Of course, before we can reach for such lofty goals as enlightening the world, we as a country must first look after our own people. After all, the purpose of the state is first and foremost to protect and serve its own citizenry. Some would, therefore, argue that allowing the Saudi government to continue its reign of evil is worth it, because it serves our people and our interests by providing us with valuable economic and military resources.
Economically, the US-Saudi alliance is at least somewhat beneficial for America at this time. The US imports roughly one million barrels of petroleum a day from Saudi Arabia, accounting for around 10% of total American petroleum imports according to the Energy Information Administration. Naturally, Saudi Arabian imports thus help keep petroleum and gasoline prices down in the US.
However, the actual value of Saudi Arabia’s million barrels a day is often overestimated. The United States produces around 9.3 million barrels of oil per day on our own, and imports around 9.2 million additional barrels a day from other countries. Additionally, many alternative forms of energy are quickly becoming available to Americans, from natural gas to solar harvesting, and while these may not eliminate our petroleum needs anytime soon, they will certainly decrease them. With this understood, it is clear that the US could get along just fine without Saudi oil.

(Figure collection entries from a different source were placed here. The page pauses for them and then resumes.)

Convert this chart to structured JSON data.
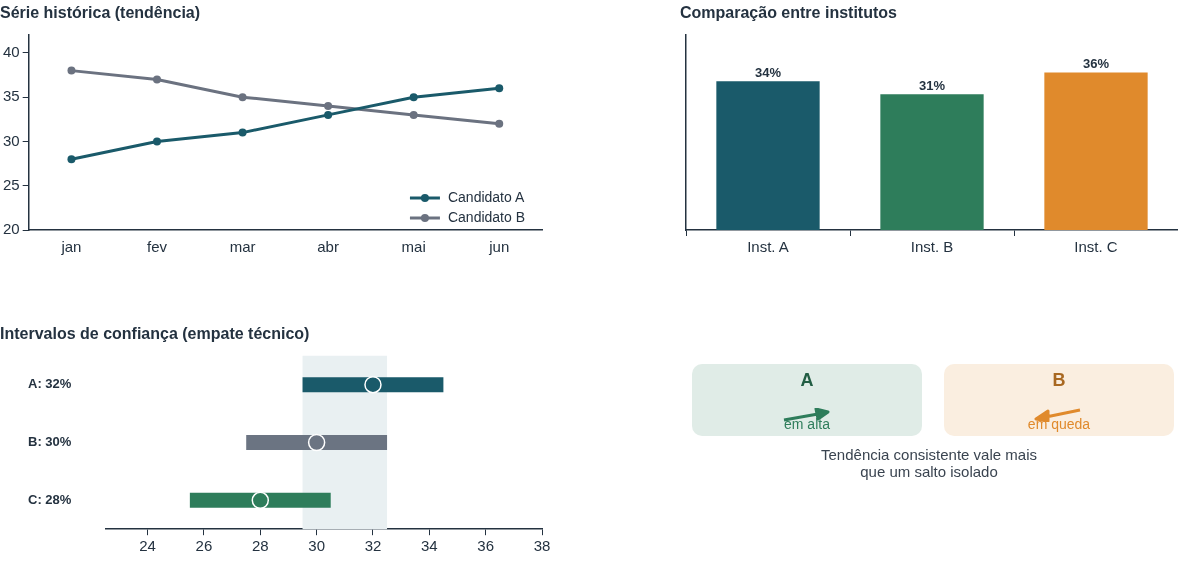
{
  "chart_data": [
    {
      "type": "line",
      "title": "Série histórica (tendência)",
      "categories": [
        "jan",
        "fev",
        "mar",
        "abr",
        "mai",
        "jun"
      ],
      "series": [
        {
          "name": "Candidato A",
          "color": "#1a5a6a",
          "values": [
            28,
            30,
            31,
            33,
            35,
            36
          ]
        },
        {
          "name": "Candidato B",
          "color": "#6b7280",
          "values": [
            38,
            37,
            35,
            34,
            33,
            32
          ]
        }
      ],
      "ylim": [
        20,
        42
      ],
      "yticks": [
        20,
        25,
        30,
        35,
        40
      ],
      "legend": "bottom right",
      "marker": "circle",
      "line_style": "solid"
    },
    {
      "type": "bar",
      "title": "Comparação entre institutos",
      "categories": [
        "Inst. A",
        "Inst. B",
        "Inst. C"
      ],
      "values": [
        34,
        31,
        36
      ],
      "colors": [
        "#1a5a6a",
        "#2e7d5b",
        "#e08a2c"
      ],
      "value_labels": [
        "34%",
        "31%",
        "36%"
      ],
      "ylim": [
        0,
        44.5
      ],
      "tick_labels": "x"
    },
    {
      "type": "bar",
      "title": "Intervalos de confiança (empate técnico)",
      "orientation": "horizontal",
      "categories": [
        "A: 32%",
        "B: 30%",
        "C: 28%"
      ],
      "series": [
        {
          "type": "bar",
          "colors": [
            "#1a5a6a",
            "#6b7482",
            "#2e7d5b"
          ],
          "base": [
            29.5,
            27.5,
            25.5
          ],
          "values": [
            5,
            5,
            5
          ]
        },
        {
          "type": "scatter",
          "colors": [
            "#1a5a6a",
            "#6b7482",
            "#2e7d5b"
          ],
          "values": [
            32,
            30,
            28
          ]
        }
      ],
      "xlim": [
        22.5,
        38
      ],
      "xticks": [
        24,
        26,
        28,
        30,
        32,
        34,
        36,
        38
      ],
      "bands": [
        {
          "axis": "x",
          "from": 29.5,
          "to": 32.5,
          "color": "#e9f0f2"
        }
      ],
      "marker": "circle"
    },
    {
      "type": "other",
      "categories": [
        "A",
        "B"
      ],
      "colors": [
        "#2e7d5b",
        "#e08a2c"
      ],
      "annotations": [
        "em alta",
        "em queda",
        "Tendência consistente vale mais que um salto isolado"
      ]
    }
  ]
}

Militarily, the US uses Saudi soil to host several large overseas bases, and of course the Saudis are considered the main regional opposition to Iran. However, the US retains many other military bases throughout the region, especially in Israel, and the fact remains that without American support, the Iran-Saudi conflict would likely continue regardless – the Sunni-Shia clash and the numerous political issues stemming from it will likely not fade away any time soon, and thus the Saudi Kingdom would likely remain a check against Iran regardless of American support. Furthermore, with or without the Saudis America remains strong enough on our own, or with our less objectionable allies, to ward off the Iranian threat.
So, it would seem that the Saudis need us a lot more than we need them. With or without them, the United States will be able to protect and maintain our national and economic interests. Therefore, the American government need not maintain this alliance for the good of our own people. In fact, it might even be against our own national interest to continue propping up the regime. They are, at best, a flakey ally at the moment, and they remain a nation whose core principles are completely opposed to our own. In the future, this radical islamist government could become an enemy, and the more we feed them and insulate them from foreign threats, the more dangerous of a foe they could grow to be.
The United States thus has both moral and political interests in severing our alliance with this murderous, oppressive, and truly evil regime. We must stop protecting and propping-up the Saud dynasty. With our enabling, they will continue to oppress and malign their own people unopposed, all while they continue to build up their own ability to threaten and terrorize the free world.